Produit par le célèbre réalisateur de films d’action Johnnie To (Election, 2005), et réalisé par Soi Cheang (Dog bite Dog, 2006), Accident met en scène plusieurs collaborateurs réguliers du producteur dont Louis Koo dans le rôle principal du « cerveau ». Michelle Ye incarne « la femme » et Lam Suet reprend son personnage de « fatty » (qui apparaissait déjà dans certains films de To comme PTU ou Exiled, respectivement sortis en 2003 et 2006).
Ce film où se succèdent des mises en scène complexes d’accidents orchestrées par « le cerveau » prend une toute autre tournure lorsque ce dernier pressent qu’une erreur a été commise par le personnage de l’ « oncle » (Stanley Fung) lors d’une opération qui consistait à se débarasser d’un chef yakuza.
Pendant l’exécution du coup suivant, les choses tournent mal. Certes, l’équipe réussit à mettre en application un plan particulièrement complexe : l’électrocution d’un vieillard en chaise roulante par la foudre, mais « fatty » sera heurté par un autobus. Croyant être la véritable cible de cet accident, « le cerveau » commence à se méfier de son dernier client.
Après le saccage et le vol de son logement, il décide de se lancer seul dans une filature extrêmement minutieuse dont l’issue le détabilisera lui-même. Louis Koo rend interprète ce personnage impassible avec beaucoup de sobriété et de détachement. Il suit irrémédiablement la logique du protagoniste jusqu’au dénouement.
La filature dans laquelle s’engage « le cerveau » donne lieu à de belles séquences où alternent le point de vue du voyeur-espion et les activités douteuses de sa cible au travail et à son appartement. Le réalisateur rythme habilement le suspense du récit en ne révélant que des fragments du mode de vie du suspect surveillé par une longue-vue. Ces scènes d’espionnage ont quelque chose d’hitchcockien, comme si le réalisateur tentait de retrouver l’esprit de Rear Window (1954)

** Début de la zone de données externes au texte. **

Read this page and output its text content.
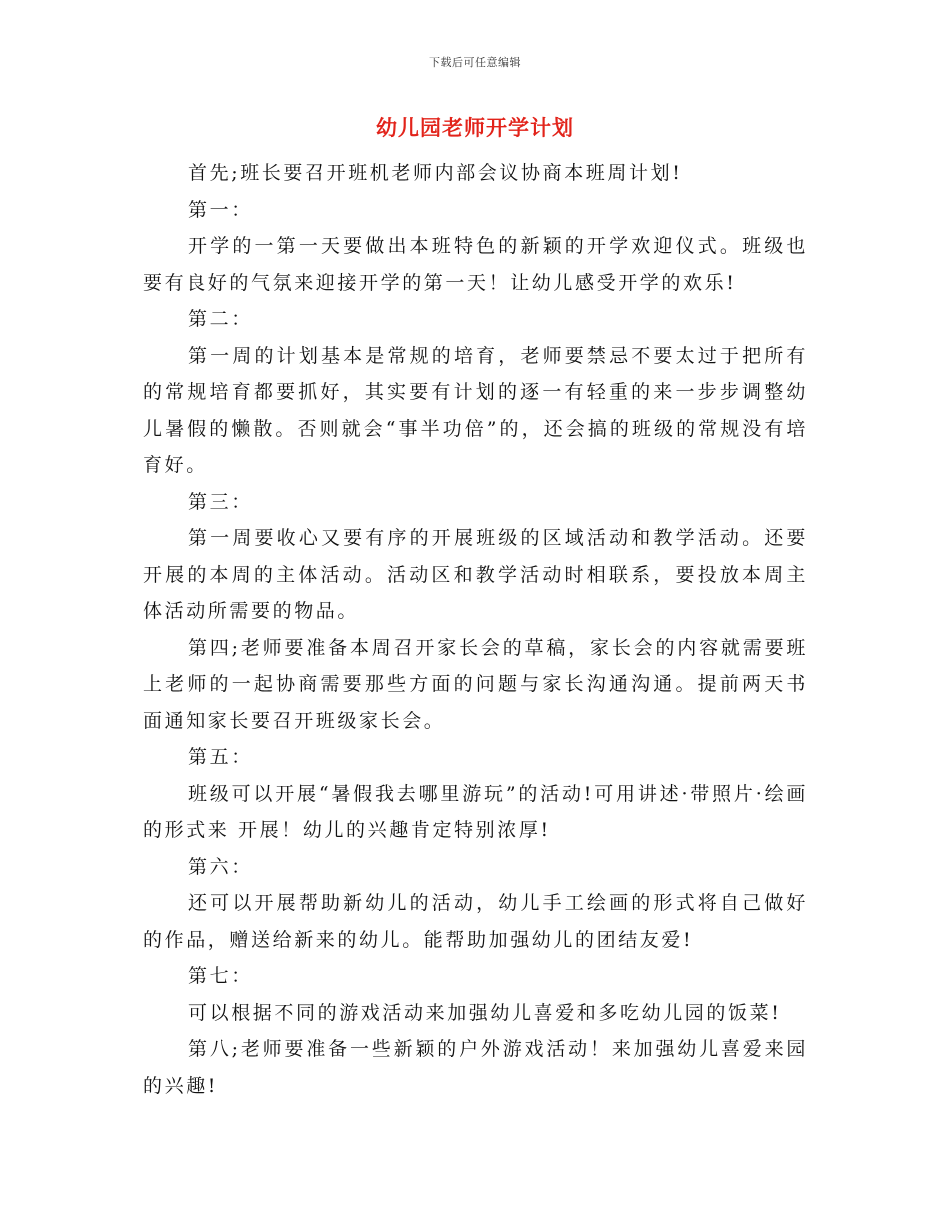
下载后可任意编辑
幼儿园老师开学计划

首先;班长要召开班机老师内部会议协商本班周计划!

第一：

开学的一第一天要做出本班特色的新颖的开学欢迎仪式。班级也要有良好的气氛来迎接开学的第一天！让幼儿感受开学的欢乐!

第二：

第一周的计划基本是常规的培育，老师要禁忌不要太过于把所有的常规培育都要抓好，其实要有计划的逐一有轻重的来一步步调整幼儿暑假的懒散。否则就会“事半功倍”的，还会搞的班级的常规没有培育好。

第三：

第一周要收心又要有序的开展班级的区域活动和教学活动。还要开展的本周的主体活动。活动区和教学活动时相联系，要投放本周主体活动所需要的物品。

第四;老师要准备本周召开家长会的草稿，家长会的内容就需要班上老师的一起协商需要那些方面的问题与家长沟通沟通。提前两天书面通知家长要召开班级家长会。

第五：

班级可以开展“暑假我去哪里游玩”的活动!可用讲述·带照片·绘画的形式来 开展！幼儿的兴趣肯定特别浓厚!

第六：

还可以开展帮助新幼儿的活动，幼儿手工绘画的形式将自己做好的作品，赠送给新来的幼儿。能帮助加强幼儿的团结友爱!

第七：

可以根据不同的游戏活动来加强幼儿喜爱和多吃幼儿园的饭菜!

第八;老师要准备一些新颖的户外游戏活动！来加强幼儿喜爱来园的兴趣!
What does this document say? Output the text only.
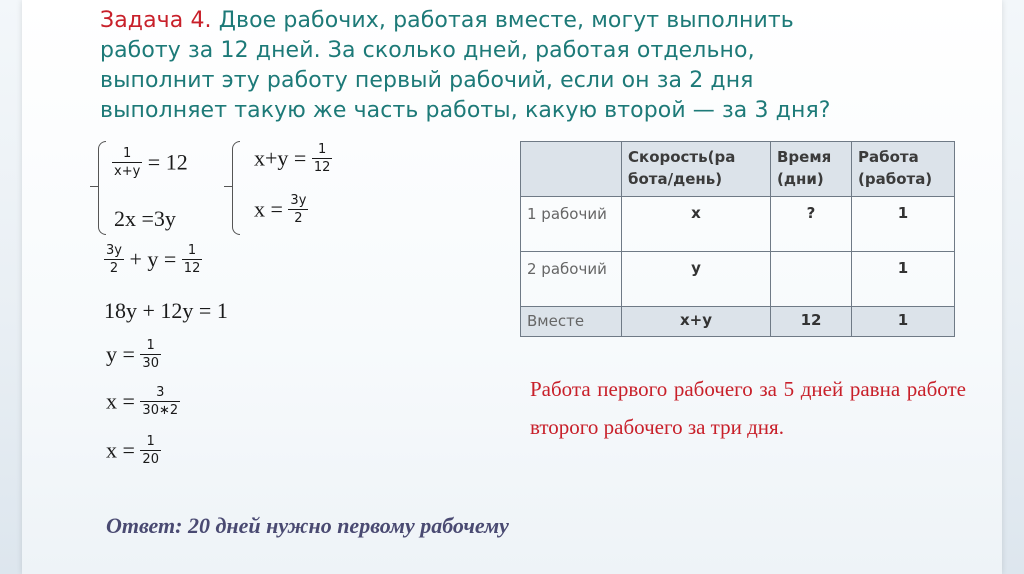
Задача 4. Двое рабочих, работая вместе, могут выполнить
работу за 12 дней. За сколько дней, работая отдельно,
выполнит эту работу первый рабочий, если он за 2 дня
выполняет такую же часть работы, какую второй — за 3 дня?
$\frac{1}{x+y} = 12$
2x =3y
$x+y = \frac{1}{12}$
$x = \frac{3y}{2}$
$\frac{3y}{2} + y = \frac{1}{12}$
18y + 12y = 1
$y = \frac{1}{30}$
$x = \frac{3}{30∗2}$
$x = \frac{1}{20}$
	Скорость(ра бота/день)	Время (дни)	Работа (работа)
1 рабочий	x	?	1
2 рабочий	y		1
Вместе	x+y	12	1
Работа первого рабочего за 5 дней равна работе второго рабочего за три дня.
Ответ: 20 дней нужно первому рабочему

Plus l’intrigue progresse, plus le mot « accident » devient trompeur. « Le cerveau » se prend lui-même au piège d’accidents dont on ne sait plus s’ils sont délibérés ou non. Ici, la définition même de ce qu’est un accident devient problématique… La paranoïa s’ immisce dans le portrait et le moindre mouvement suscite un regard derrière soi, une méfiance à l’égard des anciens « artistes » de l’accident.
On se gardera de résumer la dernière scène car le suspense mérite d’être préservé, mais cette finale s’avèrera lamentablement humaine, trop humaine…
* * *
Accident est un thriller à la fois subtil et imprévisible, dans la même veine que Eye in the sky (2007), un long métrage de filature également produit par Johnnie To et dirigé par Yan Nai Hoi (réalisateur occasionnel et scénariste récurrent pour le précédent). Ces films donnent un bel aperçu du cinéma de genre hongkongais actuel, tant par l’efficacité de leur scénario que par leur réalisation stylisée. Les productions hollywoodiennes du même genre gagneraient à s’en inspirer.